Ten University professors of education really “could do better” (“Education should be left to schools and not politicians”, April 2). The idea that any government, voter or sensible education professional might expect schooling to be depoliticised is naive.

I have been in teaching for 30 years. I remember well the shock of starting my first post and being “inducted” by the then head of upper school in an Essex comprehensive. He said he would go through what I had to do with my tutor group in PSHE on my first day, introduce me to the class and run through the work programme - all before 8.45am.

He was late, or forgot, or both. I spent 10 minutes thinking on my feet and spent the next six weeks “teaching” my Year 11 tutor group about the effects of a nuclear fallout should the big one hit London. At my first parents’ evening I was accused, quite rightly, by the father of one of my tutees of not preparing them for the world of work, sixth form or college.

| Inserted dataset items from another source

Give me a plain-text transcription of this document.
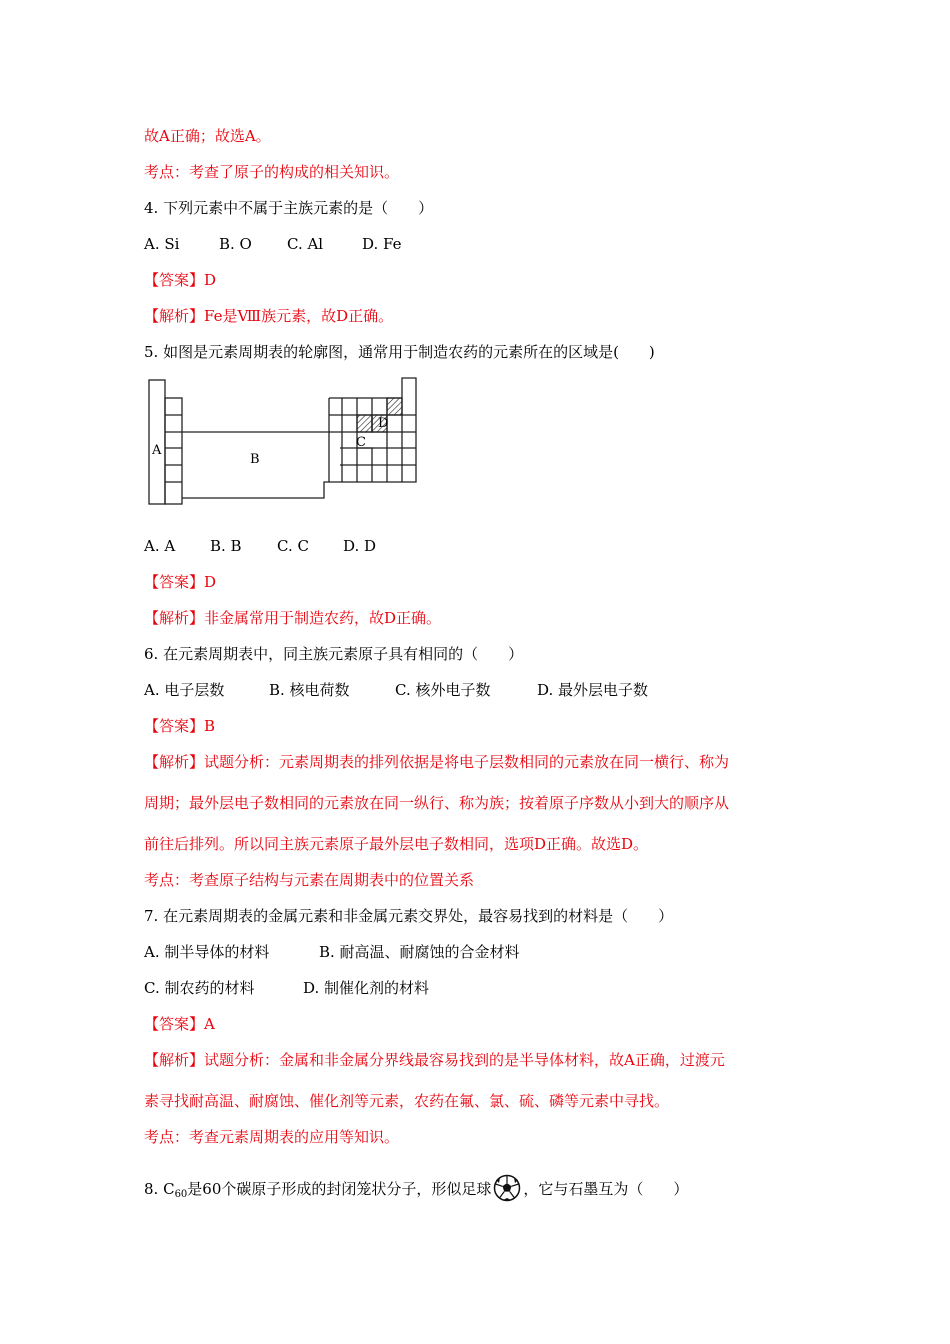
故A正确；故选A。
考点：考查了原子的构成的相关知识。
4. 下列元素中不属于主族元素的是（　　）
A. Si	B. O C. Al	D. Fe
【答案】D
【解析】Fe是Ⅷ族元素，故D正确。
5. 如图是元素周期表的轮廓图，通常用于制造农药的元素所在的区域是(　　)
A
B
C
D
A. A B. B C. C D. D
【答案】D
【解析】非金属常用于制造农药，故D正确。
6. 在元素周期表中，同主族元素原子具有相同的（　　）
A. 电子层数	B. 核电荷数	C. 核外电子数	D. 最外层电子数
【答案】B
【解析】试题分析：元素周期表的排列依据是将电子层数相同的元素放在同一横行、称为
周期；最外层电子数相同的元素放在同一纵行、称为族；按着原子序数从小到大的顺序从
前往后排列。所以同主族元素原子最外层电子数相同，选项D正确。故选D。
考点：考查原子结构与元素在周期表中的位置关系
7. 在元素周期表的金属元素和非金属元素交界处，最容易找到的材料是（　　）
A. 制半导体的材料	B. 耐高温、耐腐蚀的合金材料
C. 制农药的材料	D. 制催化剂的材料
【答案】A
【解析】试题分析：金属和非金属分界线最容易找到的是半导体材料，故A正确，过渡元
素寻找耐高温、耐腐蚀、催化剂等元素，农药在氟、氯、硫、磷等元素中寻找。
考点：考查元素周期表的应用等知识。
8. $C_{60}$是60个碳原子形成的封闭笼状分子，形似足球 ，它与石墨互为（　　）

I am certain that the head, local authority and governors of the school had no idea what I was teaching and what purpose or aim it had. Nor did I - a recently failed 23-year-old wannabe rock star straight from university.

I look back in horror. Neither I nor my colleagues knew in the early 1980s if we were a good school. We didn’t objectively know how it compared to any local or national schools. Parents couldn’t have been sure what we were teaching or if it was cost-effective or efficient. They couldn’t know if their sons or daughters were achieving as well they should.

What changed this secret garden? National political debate. Margaret Thatcher’s government and Ken Baker, the then education secretary, realised that schools had to be accountable. Thirteen years of New Labour raised the status and accountability further. Without this, the salaries of teachers would be at least a third lower than they are now. No crusade to rebuild schools would have occurred, no GTC, no Teacher Awards, no Teach First programme, no Literacy programme, no NPQH, no National Centre for training, and exclusions would be higher.

If Michael Gove becomes the new schools secretary, an expansion of the academy programme, greater freedoms and variety of providers will generate real experimentation in organisation and enterprise.

Great heads run great schools, great teachers inspire future stars. But the idea that the poacher is also the gamekeeper, that one of the major spending departments of government should not be held accountable by the public, that parents should not through the political process be in some way able to hold the school system to account, is complacent and disturbing.

Without the pressure of national political debate, the inspiration of education philosophy, the accountability that ensures professionals consider their client’s needs first, we would be back in a world where there was one telephone provider, no internet, two television channels and an educational secret garden looking after its producer needs and not remembering that it is the public’s servant.

Trevor Averre-Beeson, Director of education, Lilac Sky Schools Ltd, Great Notley, Essex.